Scoblic points out that actual faces of addiction are relegated to TV shows like Intervention and TMZ. “The problem with these shows is they find the most hardcore toothless acne-ridden crack head. That’s real — but it’s not most people. At any AA meeting, you can see a room of yuppies,” she says.
Hill treats diverse patients, most often not the stereotypical desperate alcoholic who can’t hold a job. “We see people who you would not ‘expect’ to have problems, who are very high-functioning,” he says.

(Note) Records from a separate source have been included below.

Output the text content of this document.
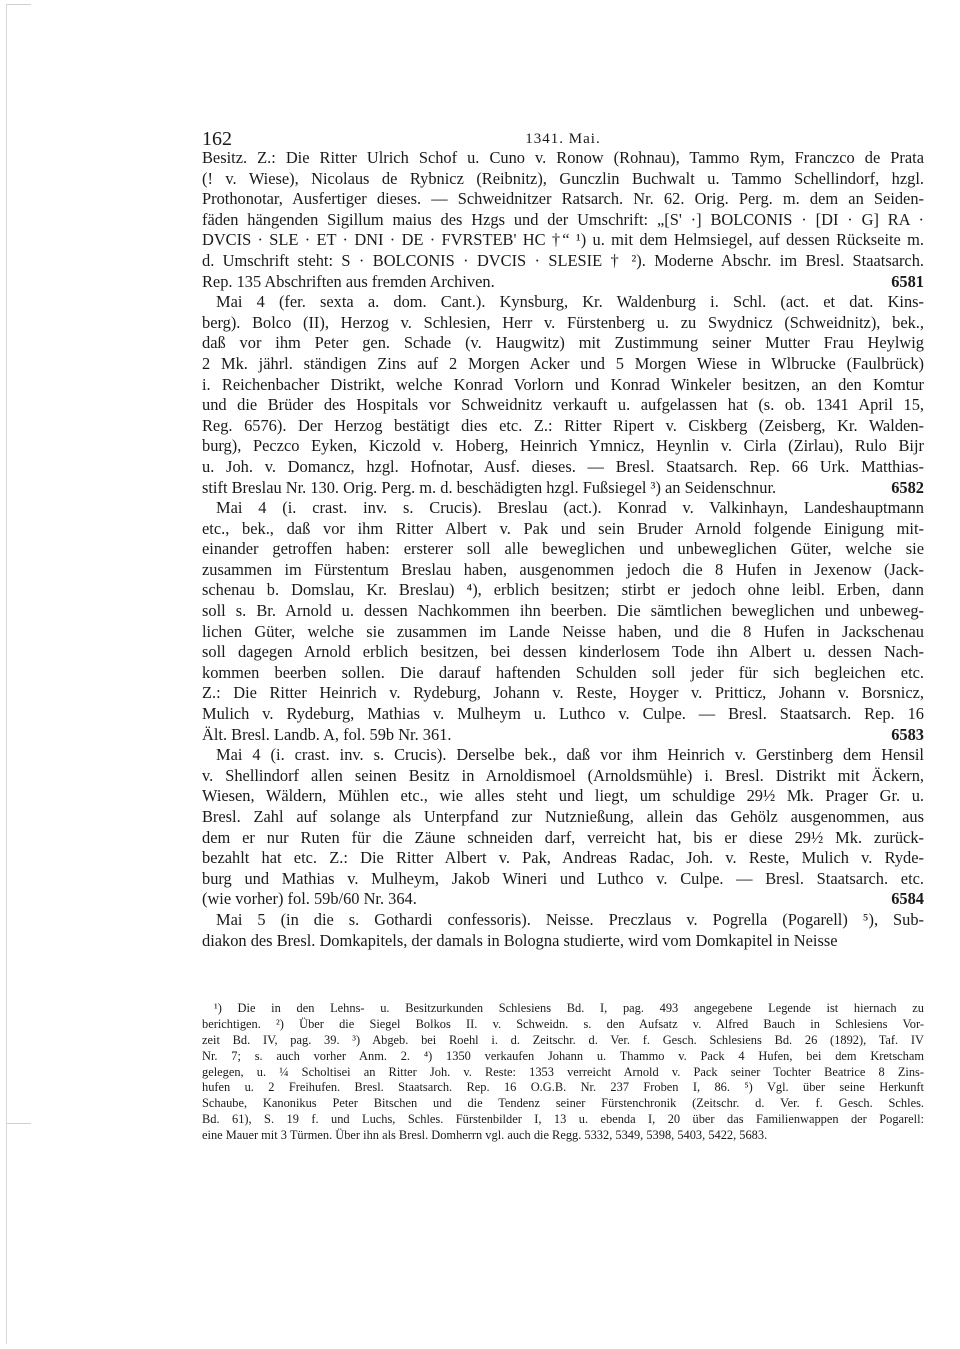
162	1341. Mai.
Besitz. Z.: Die Ritter Ulrich Schof u. Cuno v. Ronow (Rohnau), Tammo Rym, Franczco de Prata
(! v. Wiese), Nicolaus de Rybnicz (Reibnitz), Gunczlin Buchwalt u. Tammo Schellindorf, hzgl.
Prothonotar, Ausfertiger dieses. — Schweidnitzer Ratsarch. Nr. 62. Orig. Perg. m. dem an Seiden-
fäden hängenden Sigillum maius des Hzgs und der Umschrift: „[S' ·] BOLCONIS · [DI · G] RA ·
DVCIS · SLE · ET · DNI · DE · FVRSTEB' HC †“ ¹) u. mit dem Helmsiegel, auf dessen Rückseite m.
d. Umschrift steht: S · BOLCONIS · DVCIS · SLESIE † ²). Moderne Abschr. im Bresl. Staatsarch.
6581
Rep. 135 Abschriften aus fremden Archiven.
Mai 4 (fer. sexta a. dom. Cant.). Kynsburg, Kr. Waldenburg i. Schl. (act. et dat. Kins-
berg). Bolco (II), Herzog v. Schlesien, Herr v. Fürstenberg u. zu Swydnicz (Schweidnitz), bek.,
daß vor ihm Peter gen. Schade (v. Haugwitz) mit Zustimmung seiner Mutter Frau Heylwig
2 Mk. jährl. ständigen Zins auf 2 Morgen Acker und 5 Morgen Wiese in Wlbrucke (Faulbrück)
i. Reichenbacher Distrikt, welche Konrad Vorlorn und Konrad Winkeler besitzen, an den Komtur
und die Brüder des Hospitals vor Schweidnitz verkauft u. aufgelassen hat (s. ob. 1341 April 15,
Reg. 6576). Der Herzog bestätigt dies etc. Z.: Ritter Ripert v. Ciskberg (Zeisberg, Kr. Walden-
burg), Peczco Eyken, Kiczold v. Hoberg, Heinrich Ymnicz, Heynlin v. Cirla (Zirlau), Rulo Bijr
u. Joh. v. Domancz, hzgl. Hofnotar, Ausf. dieses. — Bresl. Staatsarch. Rep. 66 Urk. Matthias-
6582
stift Breslau Nr. 130. Orig. Perg. m. d. beschädigten hzgl. Fußsiegel ³) an Seidenschnur.
Mai 4 (i. crast. inv. s. Crucis). Breslau (act.). Konrad v. Valkinhayn, Landeshauptmann
etc., bek., daß vor ihm Ritter Albert v. Pak und sein Bruder Arnold folgende Einigung mit-
einander getroffen haben: ersterer soll alle beweglichen und unbeweglichen Güter, welche sie
zusammen im Fürstentum Breslau haben, ausgenommen jedoch die 8 Hufen in Jexenow (Jack-
schenau b. Domslau, Kr. Breslau) ⁴), erblich besitzen; stirbt er jedoch ohne leibl. Erben, dann
soll s. Br. Arnold u. dessen Nachkommen ihn beerben. Die sämtlichen beweglichen und unbeweg-
lichen Güter, welche sie zusammen im Lande Neisse haben, und die 8 Hufen in Jackschenau
soll dagegen Arnold erblich besitzen, bei dessen kinderlosem Tode ihn Albert u. dessen Nach-
kommen beerben sollen. Die darauf haftenden Schulden soll jeder für sich begleichen etc.
Z.: Die Ritter Heinrich v. Rydeburg, Johann v. Reste, Hoyger v. Pritticz, Johann v. Borsnicz,
Mulich v. Rydeburg, Mathias v. Mulheym u. Luthco v. Culpe. — Bresl. Staatsarch. Rep. 16
6583
Ält. Bresl. Landb. A, fol. 59b Nr. 361.
Mai 4 (i. crast. inv. s. Crucis). Derselbe bek., daß vor ihm Heinrich v. Gerstinberg dem Hensil
v. Shellindorf allen seinen Besitz in Arnoldismoel (Arnoldsmühle) i. Bresl. Distrikt mit Äckern,
Wiesen, Wäldern, Mühlen etc., wie alles steht und liegt, um schuldige 29½ Mk. Prager Gr. u.
Bresl. Zahl auf solange als Unterpfand zur Nutznießung, allein das Gehölz ausgenommen, aus
dem er nur Ruten für die Zäune schneiden darf, verreicht hat, bis er diese 29½ Mk. zurück-
bezahlt hat etc. Z.: Die Ritter Albert v. Pak, Andreas Radac, Joh. v. Reste, Mulich v. Ryde-
burg und Mathias v. Mulheym, Jakob Wineri und Luthco v. Culpe. — Bresl. Staatsarch. etc.
6584
(wie vorher) fol. 59b/60 Nr. 364.
Mai 5 (in die s. Gothardi confessoris). Neisse. Preczlaus v. Pogrella (Pogarell) ⁵), Sub-
diakon des Bresl. Domkapitels, der damals in Bologna studierte, wird vom Domkapitel in Neisse
¹) Die in den Lehns- u. Besitzurkunden Schlesiens Bd. I, pag. 493 angegebene Legende ist hiernach zu
berichtigen. ²) Über die Siegel Bolkos II. v. Schweidn. s. den Aufsatz v. Alfred Bauch in Schlesiens Vor-
zeit Bd. IV, pag. 39. ³) Abgeb. bei Roehl i. d. Zeitschr. d. Ver. f. Gesch. Schlesiens Bd. 26 (1892), Taf. IV
Nr. 7; s. auch vorher Anm. 2. ⁴) 1350 verkaufen Johann u. Thammo v. Pack 4 Hufen, bei dem Kretscham
gelegen, u. ¼ Scholtisei an Ritter Joh. v. Reste: 1353 verreicht Arnold v. Pack seiner Tochter Beatrice 8 Zins-
hufen u. 2 Freihufen. Bresl. Staatsarch. Rep. 16 O.G.B. Nr. 237 Froben I, 86. ⁵) Vgl. über seine Herkunft
Schaube, Kanonikus Peter Bitschen und die Tendenz seiner Fürstenchronik (Zeitschr. d. Ver. f. Gesch. Schles.
Bd. 61), S. 19 f. und Luchs, Schles. Fürstenbilder I, 13 u. ebenda I, 20 über das Familienwappen der Pogarell:
eine Mauer mit 3 Türmen. Über ihn als Bresl. Domherrn vgl. auch die Regg. 5332, 5349, 5398, 5403, 5422, 5683.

Clinicians are optimistic that the new DSM will broaden awareness about dangerous alcohol use and capture people on the fringes of addiction. So are recovering alcoholics, who are relieved to get sober during a time of heightened interest in and openness about addiction. “There is more awareness around substance abuse today,” says Lee. “There’s rehab. We’re more aware and in tune with alcoholism and willing to discuss it.”